AWS Snowball is basically a data transport solution for moving high volumes of data into and out of a specified AWS region. On the other hand, AWS Snowball Edge adds additional computing functions apart from providing a data transport solution. The snowmobile is an exabyte-scale migration service that allows you to transfer data up to 100 PB.
41. Explain what T2 instances are?
The T2 Instances are intended to give the ability to burst to a higher performance whenever the workload demands it and also provide a moderate baseline performance to the CPU.
The T2 instances are General Purpose instance types and are low in cost as well. They are usually used wherever workloads do not consistently or often use the CPU.
42. What are the advantages of AWS IAM?
AWS IAM allows an administrator to provide multiple users and groups with granular access. Various user groups and users may require varying levels of access to the various resources that have been developed. We may assign roles to users and create roles with defined access levels using IAM.

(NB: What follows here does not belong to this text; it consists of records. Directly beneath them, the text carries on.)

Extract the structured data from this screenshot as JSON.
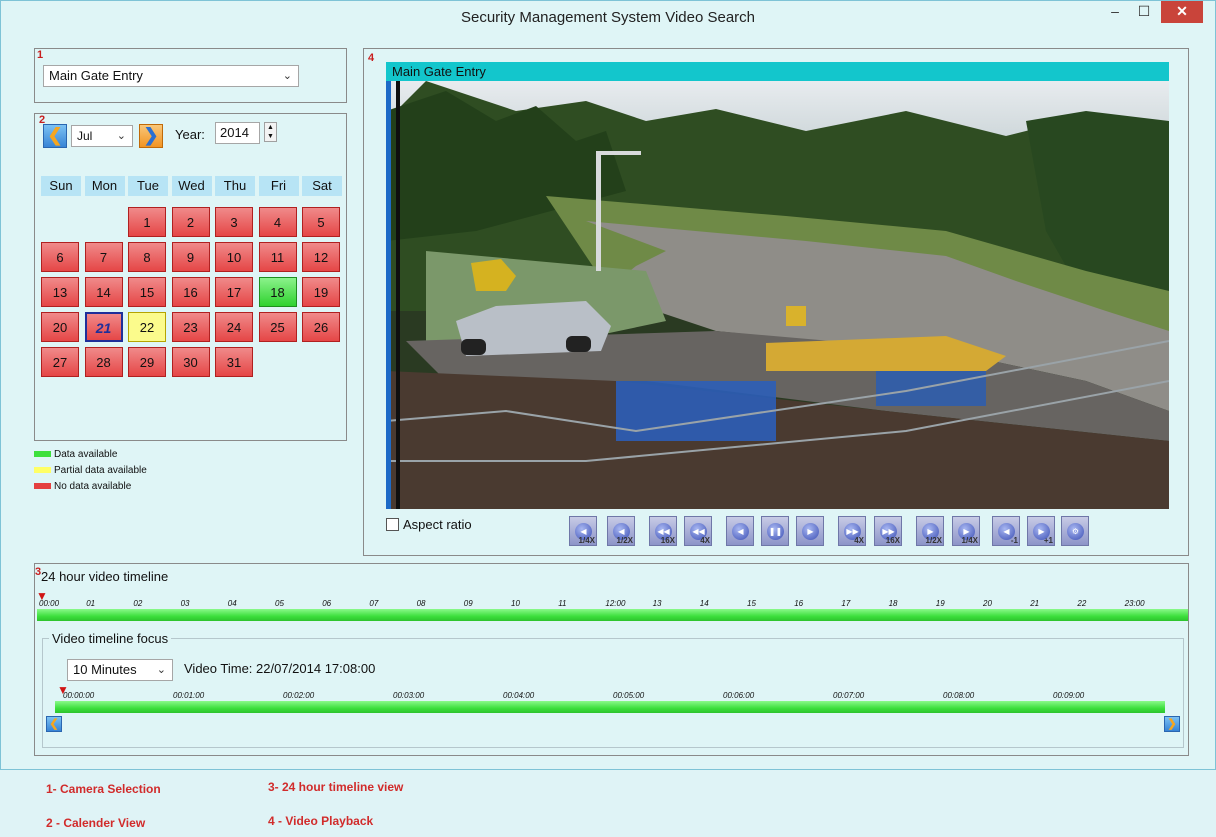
{
  "window": {
    "title": "Security Management System Video Search"
  },
  "camera": {
    "selected": "Main Gate Entry"
  },
  "panels": {
    "p1": "1",
    "p2": "2",
    "p3": "3",
    "p4": "4"
  },
  "calendar": {
    "month": "Jul",
    "year_label": "Year:",
    "year": "2014",
    "weekdays": [
      "Sun",
      "Mon",
      "Tue",
      "Wed",
      "Thu",
      "Fri",
      "Sat"
    ],
    "first_weekday_index": 2,
    "days_in_month": 31,
    "selected_day": 21,
    "green_days": [
      18
    ],
    "yellow_days": [
      22
    ]
  },
  "legend": {
    "available": "Data available",
    "partial": "Partial data available",
    "none": "No data available",
    "colors": {
      "available": "#3de03d",
      "partial": "#ffff66",
      "none": "#e44040"
    }
  },
  "video": {
    "camera_title": "Main Gate Entry",
    "aspect_label": "Aspect ratio"
  },
  "controls": [
    "1/4X",
    "1/2X",
    "16X",
    "4X",
    "",
    "",
    "",
    "4X",
    "16X",
    "1/2X",
    "1/4X",
    "-1",
    "+1",
    ""
  ],
  "timeline": {
    "title": "24 hour video timeline",
    "hours": [
      "00:00",
      "01",
      "02",
      "03",
      "04",
      "05",
      "06",
      "07",
      "08",
      "09",
      "10",
      "11",
      "12:00",
      "13",
      "14",
      "15",
      "16",
      "17",
      "18",
      "19",
      "20",
      "21",
      "22",
      "23:00"
    ],
    "focus_title": "Video timeline focus",
    "duration": "10 Minutes",
    "video_time": "Video Time: 22/07/2014 17:08:00",
    "minutes": [
      "00:00:00",
      "00:01:00",
      "00:02:00",
      "00:03:00",
      "00:04:00",
      "00:05:00",
      "00:06:00",
      "00:07:00",
      "00:08:00",
      "00:09:00"
    ]
  },
  "captions": {
    "c1": "1- Camera Selection",
    "c2": "2 - Calender View",
    "c3": "3- 24 hour timeline view",
    "c4": "4 - Video Playback"
  }
}
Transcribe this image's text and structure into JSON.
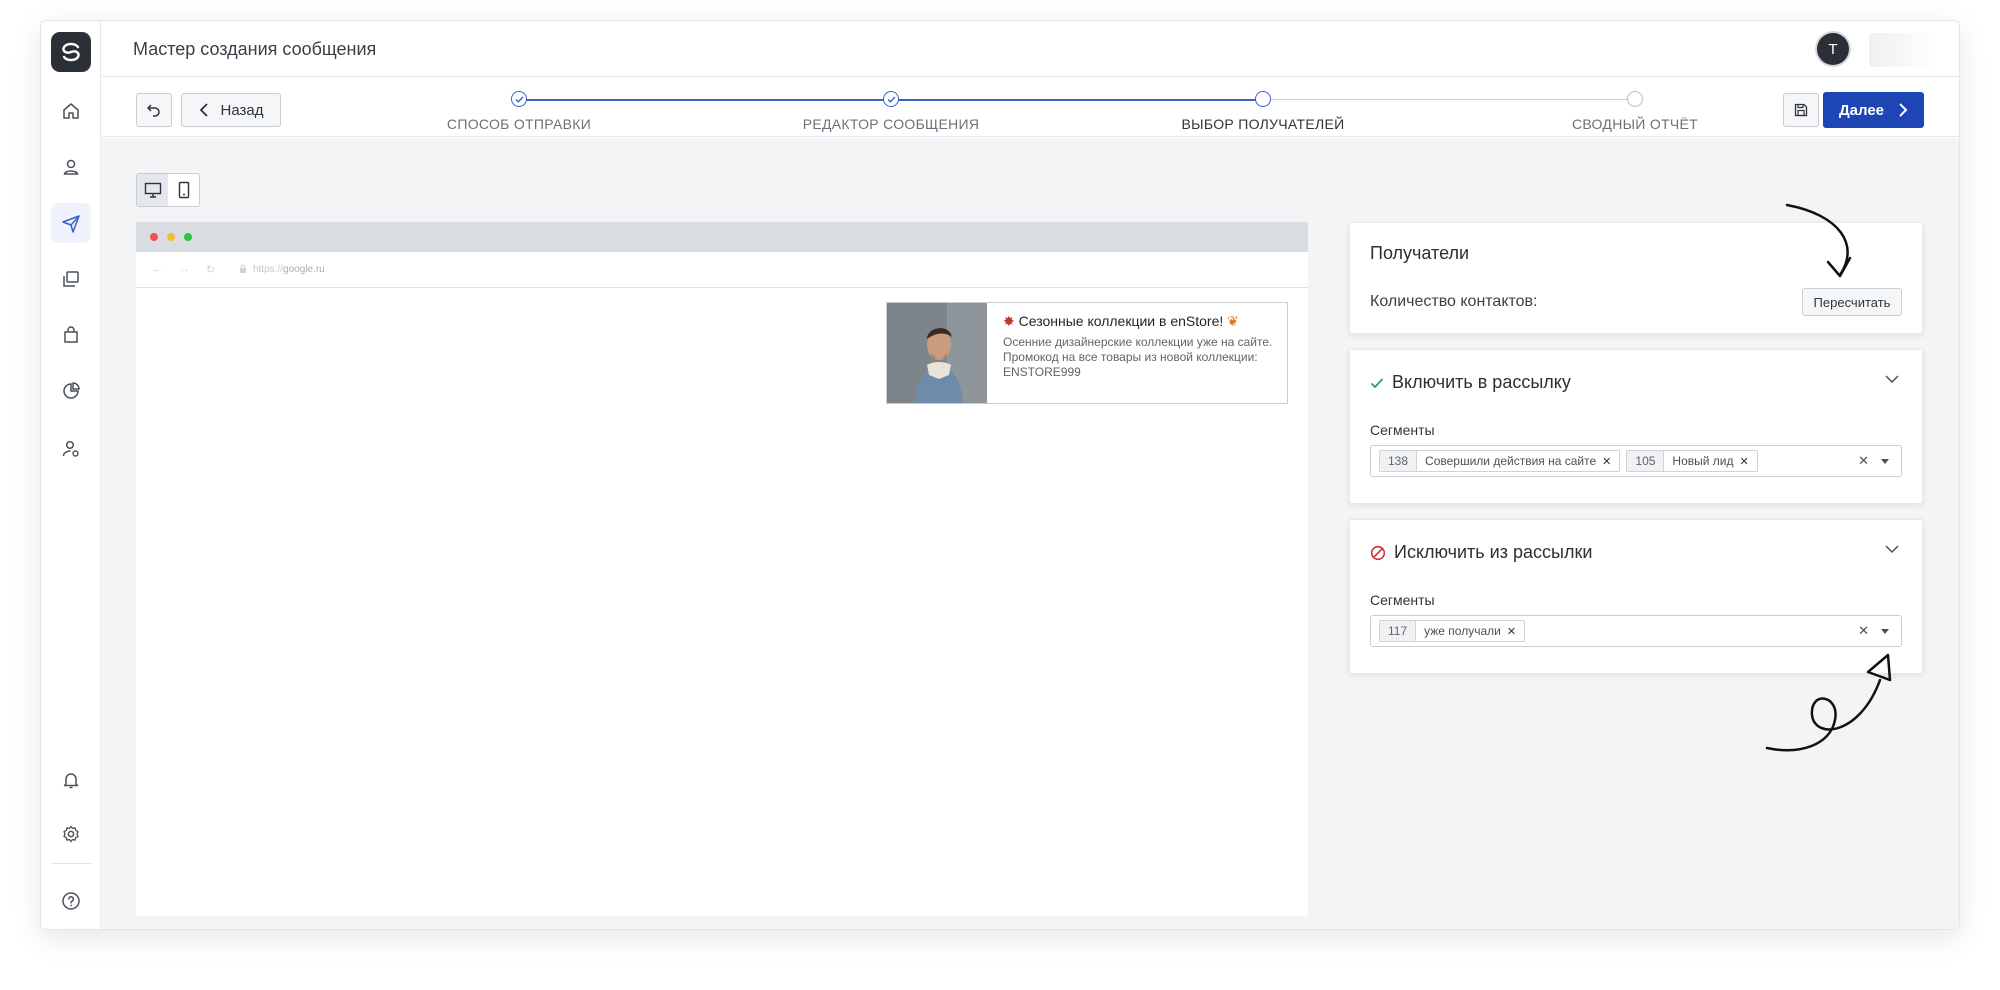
{
  "header": {
    "title": "Мастер создания сообщения",
    "avatar_initial": "T"
  },
  "sidebar": {
    "items": [
      {
        "name": "home-icon"
      },
      {
        "name": "user-icon"
      },
      {
        "name": "send-icon",
        "active": true
      },
      {
        "name": "copy-icon"
      },
      {
        "name": "bag-icon"
      },
      {
        "name": "pie-chart-icon"
      },
      {
        "name": "user-settings-icon"
      }
    ],
    "bottom": [
      {
        "name": "bell-icon"
      },
      {
        "name": "gear-icon"
      },
      {
        "name": "help-icon"
      }
    ]
  },
  "wizard": {
    "back_label": "Назад",
    "next_label": "Далее",
    "steps": [
      {
        "label": "СПОСОБ ОТПРАВКИ",
        "state": "done"
      },
      {
        "label": "РЕДАКТОР СООБЩЕНИЯ",
        "state": "done"
      },
      {
        "label": "ВЫБОР ПОЛУЧАТЕЛЕЙ",
        "state": "current"
      },
      {
        "label": "СВОДНЫЙ ОТЧЁТ",
        "state": "todo"
      }
    ]
  },
  "preview": {
    "url_prefix": "https://",
    "url_host": "google.ru",
    "popup": {
      "title": "Сезонные коллекции в enStore!",
      "text": "Осенние дизайнерские коллекции уже на сайте. Промокод на все товары из новой коллекции: ENSTORE999"
    }
  },
  "recipients": {
    "title": "Получатели",
    "count_label": "Количество контактов:",
    "recalc_label": "Пересчитать"
  },
  "include": {
    "title": "Включить в рассылку",
    "segments_label": "Сегменты",
    "tags": [
      {
        "count": "138",
        "name": "Совершили действия на сайте"
      },
      {
        "count": "105",
        "name": "Новый лид"
      }
    ]
  },
  "exclude": {
    "title": "Исключить из рассылки",
    "segments_label": "Сегменты",
    "tags": [
      {
        "count": "117",
        "name": "уже получали"
      }
    ]
  },
  "colors": {
    "primary": "#1d46b4",
    "include_check": "#2e9e5b",
    "exclude_icon": "#d3302f"
  }
}
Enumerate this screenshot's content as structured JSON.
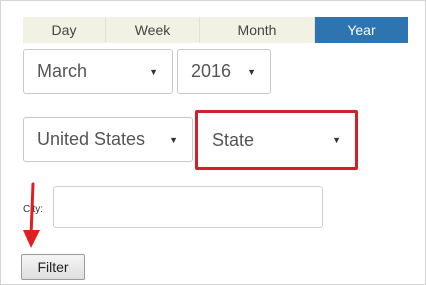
{
  "tabs": [
    {
      "label": "Day",
      "active": false
    },
    {
      "label": "Week",
      "active": false
    },
    {
      "label": "Month",
      "active": false
    },
    {
      "label": "Year",
      "active": true
    }
  ],
  "filters": {
    "month": "March",
    "year": "2016",
    "country": "United States",
    "state": "State",
    "city_label": "City:",
    "city_value": "",
    "filter_button": "Filter"
  },
  "colors": {
    "active_tab": "#2e74b1",
    "highlight": "#d0202a",
    "annotation_arrow": "#e02020"
  }
}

It further gives us Federated Access, which allows us to grant applications and users access to resources without having to create IAM Roles.
43. Explain Connection Draining?
Connection Draining is an AWS service that allows us to serve current requests on the servers that are either being decommissioned or updated.
By enabling this Connection Draining, we let the Load Balancer make an outgoing instance finish its existing requests for a set length of time before sending it any new requests. A departing instance will immediately go off if Connection Draining is not enabled, and all pending requests will fail.
44. What is Power User Access in AWS?
The AWS Resources owner is identical to an Administrator User. The Administrator User can build, change, delete, and inspect resources, as well as grant permissions to other AWS users.Administrator Access without the ability to control users and permissions is provided to a Power User. A Power User Access user cannot provide permissions to other users but has the ability to modify, remove, view, and create resources.
AWS Interview Questions for CloudFormation
45. How is AWS CloudFormation different from AWS Elastic Beanstalk?
Here are some differences between AWS CloudFormation and AWS Elastic Beanstalk:
AWS CloudFormation helps you provision and describe all of the infrastructure resources that are present in your cloud environment. On the other hand, AWS Elastic Beanstalk provides an environment that makes it easy to deploy and run applications in the cloud.
AWS CloudFormation supports the infrastructure needs of various types of applications, like legacy applications and existing enterprise applications. On the other hand, AWS Elastic Beanstalk is combined with the developer tools to help you manage the lifecycle of your applications.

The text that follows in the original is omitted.